Sidonius qui étoit de la cité d’Auvergne, n’auroit point parlé comme il parle du désastre de celle de Lyon, si ces deux cités n’eussent point été dans le même parti. D’ailleurs nous avons encore dans les écrits de cet auteur d’autres preuves que celles qu’on a déja vûes de l’engagement qu’il avoit pris avec les ennemis de Majorien. Sidonius dit lui-même dans la préface du panégyrique de Majorien, qu’il avoit été obligé d’avoir recours à la clémence de cet empereur qui lui avoit pardonné. Notre poëte compare même en cela, sa destinée à celle de Virgile et à celle d’Horace, à qui Auguste pardonna d’avoir été d’un parti contraire au sien, et d’avoir porté les armes contre lui. Vous m’avez, dit-il à Majorien, répondu avec la bonté d’Auguste victorieux, que je n’avois qu’à vivre en repos.

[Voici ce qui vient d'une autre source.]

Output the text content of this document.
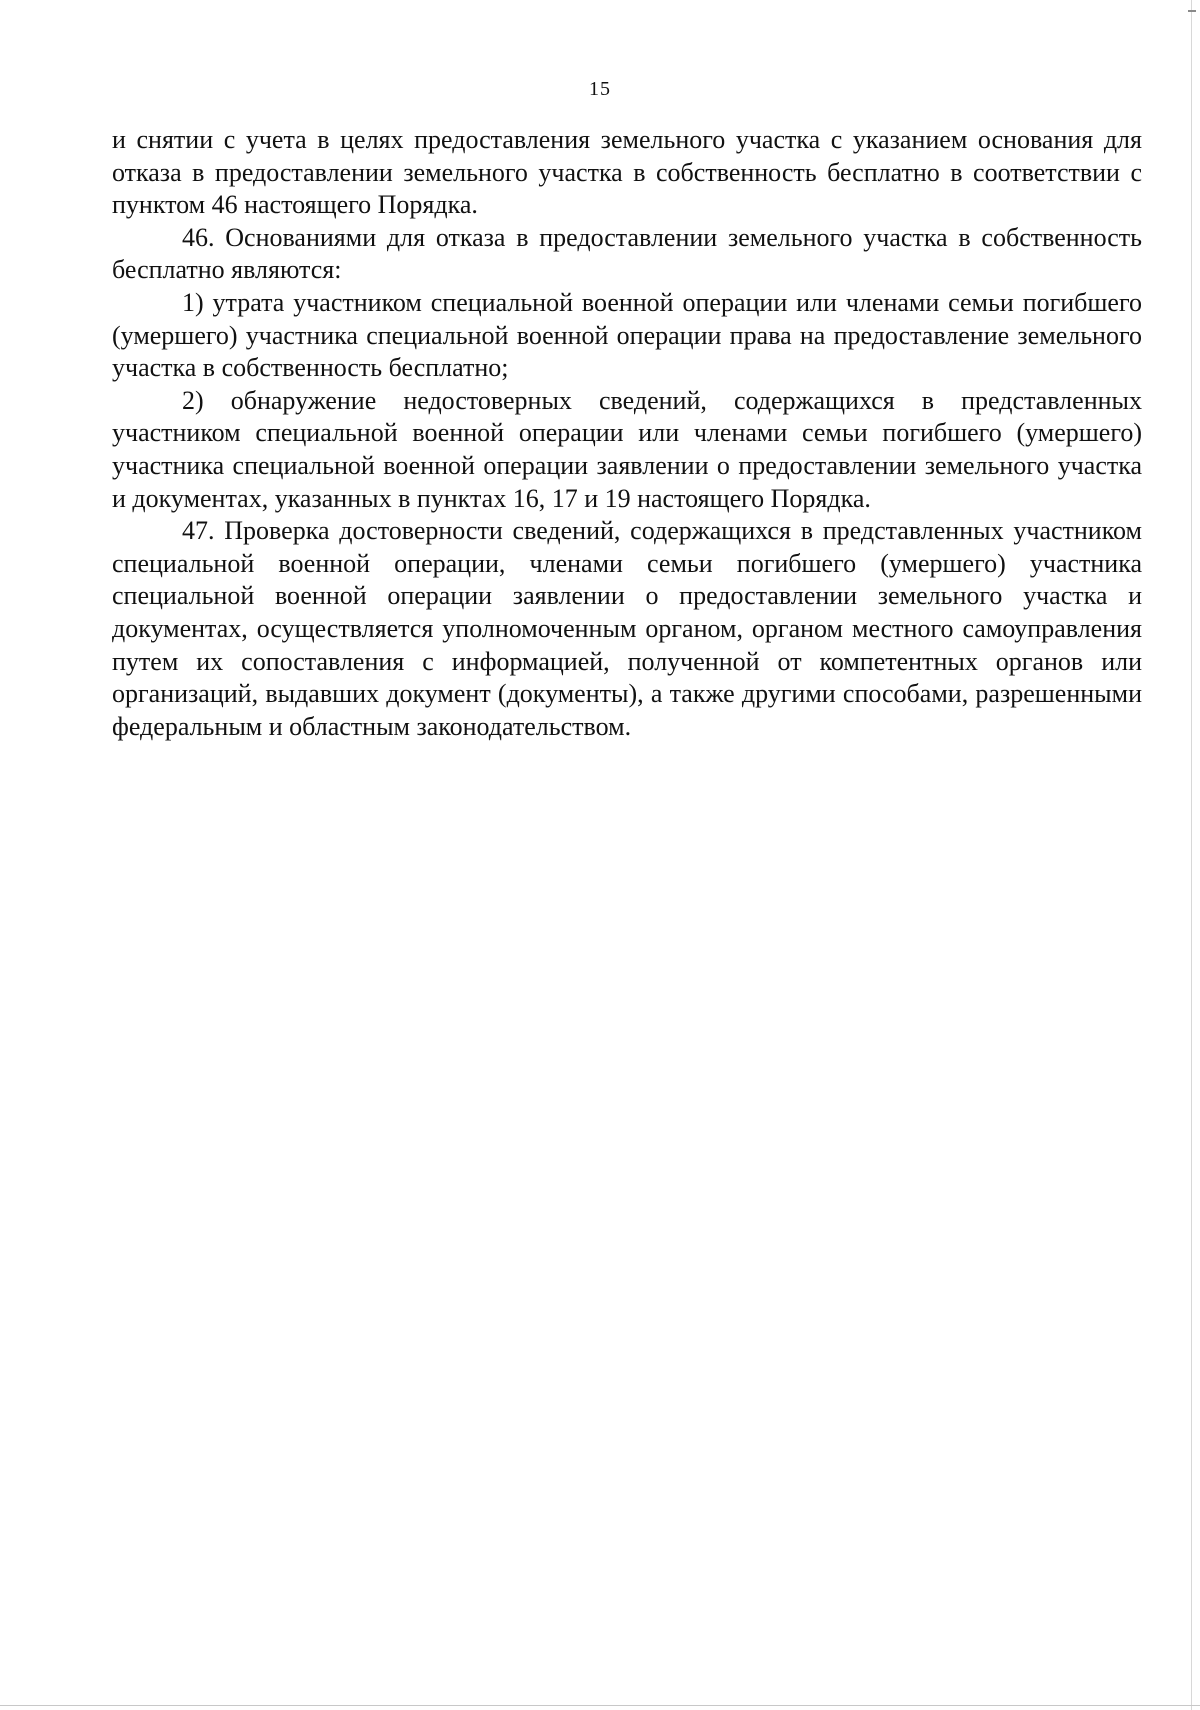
15

и снятии с учета в целях предоставления земельного участка с указанием основания для отказа в предоставлении земельного участка в собственность бесплатно в соответствии с пунктом 46 настоящего Порядка.

46. Основаниями для отказа в предоставлении земельного участка в собственность бесплатно являются:

1) утрата участником специальной военной операции или членами семьи погибшего (умершего) участника специальной военной операции права на предоставление земельного участка в собственность бесплатно;

2) обнаружение недостоверных сведений, содержащихся в представленных участником специальной военной операции или членами семьи погибшего (умершего) участника специальной военной операции заявлении о предоставлении земельного участка и документах, указанных в пунктах 16, 17 и 19 настоящего Порядка.

47. Проверка достоверности сведений, содержащихся в представленных участником специальной военной операции, членами семьи погибшего (умершего) участника специальной военной операции заявлении о предоставлении земельного участка и документах, осуществляется уполномоченным органом, органом местного самоуправления путем их сопоставления с информацией, полученной от компетентных органов или организаций, выдавших документ (документы), а также другими способами, разрешенными федеральным и областным законодательством.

La prise de Lyon et les autres évenemens de cette guerre qui nous sont inconnus, joints au crédit qu’Egidius et les autres serviteurs de Majorien avoient dans les provinces obéïssantes des Gaules, les lui auront soumises. Majorien qui avoit alors pour objet l’expédition d’Afrique, aura de son côté rendu cette réduction plus facile en montrant beaucoup d’indulgence pour leurs habitans. Il en aura usé de même à l’égard des barbares confédérés. Aussi Majorien n’eut pas eu plûtôt réduit les Visigots, en gagnant une bataille contr’eux, à lui proposer un accommodement, qu’il conclut la paix avec cette nation. C’est ce qui arriva dans le cours de l’année quatre cens cinquante-neuf. Il est fait mention de cette paix dans Priscus Rhetor. On y lit. » Les Gots établis dans les Gaules, firent leur paix avec Majorien Empereur d’Occident, & ils promirent de le servir en qualité de troupes auxiliaires. Ce Prince obligea encore soit par la voye des armes, soit par celle de la négociation, les Peuples qui habitoient sur les confins du territoire que tenoient les Romains, à se soumettre à son pouvoir. » Il est hors d’apparence que cette pacification des Gaules, ait été achevée plûtôt que l’année quatre cens cinquante-neuf, que nous avons marquée comme le tems de sa conclusion ; puisque Majorien n’arriva dans les Gaules, comme on l’a vû, qu’à la fin de l’année quatre cens cinquante-huit. Le renouvellement des anciennes conventions aura été la principale condition du nouvel accord, qui mit l’empereur en état de subjuguer par les armes, ou de ramener par la douceur les autres nations établies sur les frontieres de l’empire. ç’aura donc été pour lors qu’il aura accordé la paix aux Francs, et sur tout à la tribu des Saliens. Ils auront été du nombre de ceux dont Priscus Rhetor a voulu parler, lorsqu’il a dit que Majorien après avoir fait la paix avec les Visigots, la fit aussi avec les autres barbares qui habitoient sur la frontiere du territoire de l’empire romain. En effet nous allons voir les Saliens prendre pour roi le même Egidius, qui avoit été fait maître de l’une et de l’autre milice dans le département des Gaules, par l’empereur Majorien.

  1. Praef. Hist. p. 116. Ed. de 1720.